Three years of below-average rainfall have led to cuts in water deliveries so severe that Central Valley farmers have been forced to fallow thousands of acres.
Given the array of problems, Southern California water agencies and farmers in the Central Valley prefer to bypass the delta by directly tapping the Sacramento River and sending 15,000 cubic feet per second into a canal. And the Schwarzenegger administration, which favors the plan, has determined that the state has the authority to build the canal without legislative or voter approval.
“There is the great potential that just pursuing the status quo means irreversible harm to the economy of the state of California and the environment,” state water director Lester Snow has said.
And not all delta landowners are opposed to the new canal, including some of those who helped defeat a similar proposal in 1982.
“We’ve hashed this out over the years,” Paul Sosnowski said of his neighbors on the delta island where he owns two marinas. “Most of us want to see what the science is, and if it makes sense, we are all for it.”
Sosnowski was one of 150 landowners who granted the state permission to survey, according to DWR.
State and federal water managers, the Southern California Metropolitan Water District, the Central Valley’s Westlands Water District and others who would benefit have offered to pay for its construction, estimated at $4.2 billion to $7.4 billion.
This canal they envision is much smaller that the 1982 proposal, but it still would have a large footprint — 540 feet wide and stretching nearly 50 miles long.

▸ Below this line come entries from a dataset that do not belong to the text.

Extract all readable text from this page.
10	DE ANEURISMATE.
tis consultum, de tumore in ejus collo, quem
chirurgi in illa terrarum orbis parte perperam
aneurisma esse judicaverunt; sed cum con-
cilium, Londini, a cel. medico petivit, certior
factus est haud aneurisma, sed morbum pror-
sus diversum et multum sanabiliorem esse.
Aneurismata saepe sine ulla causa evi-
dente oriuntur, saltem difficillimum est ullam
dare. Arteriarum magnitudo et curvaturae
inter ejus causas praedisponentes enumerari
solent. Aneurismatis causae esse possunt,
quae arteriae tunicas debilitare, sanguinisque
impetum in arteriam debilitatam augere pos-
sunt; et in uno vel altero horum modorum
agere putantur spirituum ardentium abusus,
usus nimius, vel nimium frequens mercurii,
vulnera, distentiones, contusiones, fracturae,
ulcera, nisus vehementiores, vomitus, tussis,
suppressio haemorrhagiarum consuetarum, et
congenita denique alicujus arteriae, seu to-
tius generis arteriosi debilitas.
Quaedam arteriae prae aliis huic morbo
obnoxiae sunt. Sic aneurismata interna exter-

The Nature Conservancy, which owns nearly 11,000 acres in the delta for farming and wildlife, became the first major national environmental group earlier this year to endorse the canal, saying it is the only hope for restoring damaged ecosystems, habitats and “flow regimes.”
Ralph Wallace, a real estate agent who has lived in the delta since 1977, wants to make sure the state is also taking care of him and his neighbors.
“I understand Southern California needs water, but people in Northern California, including myself, don’t want it to be at our expense,” he said. “If they take something from us, they’ve got to give us something in return.”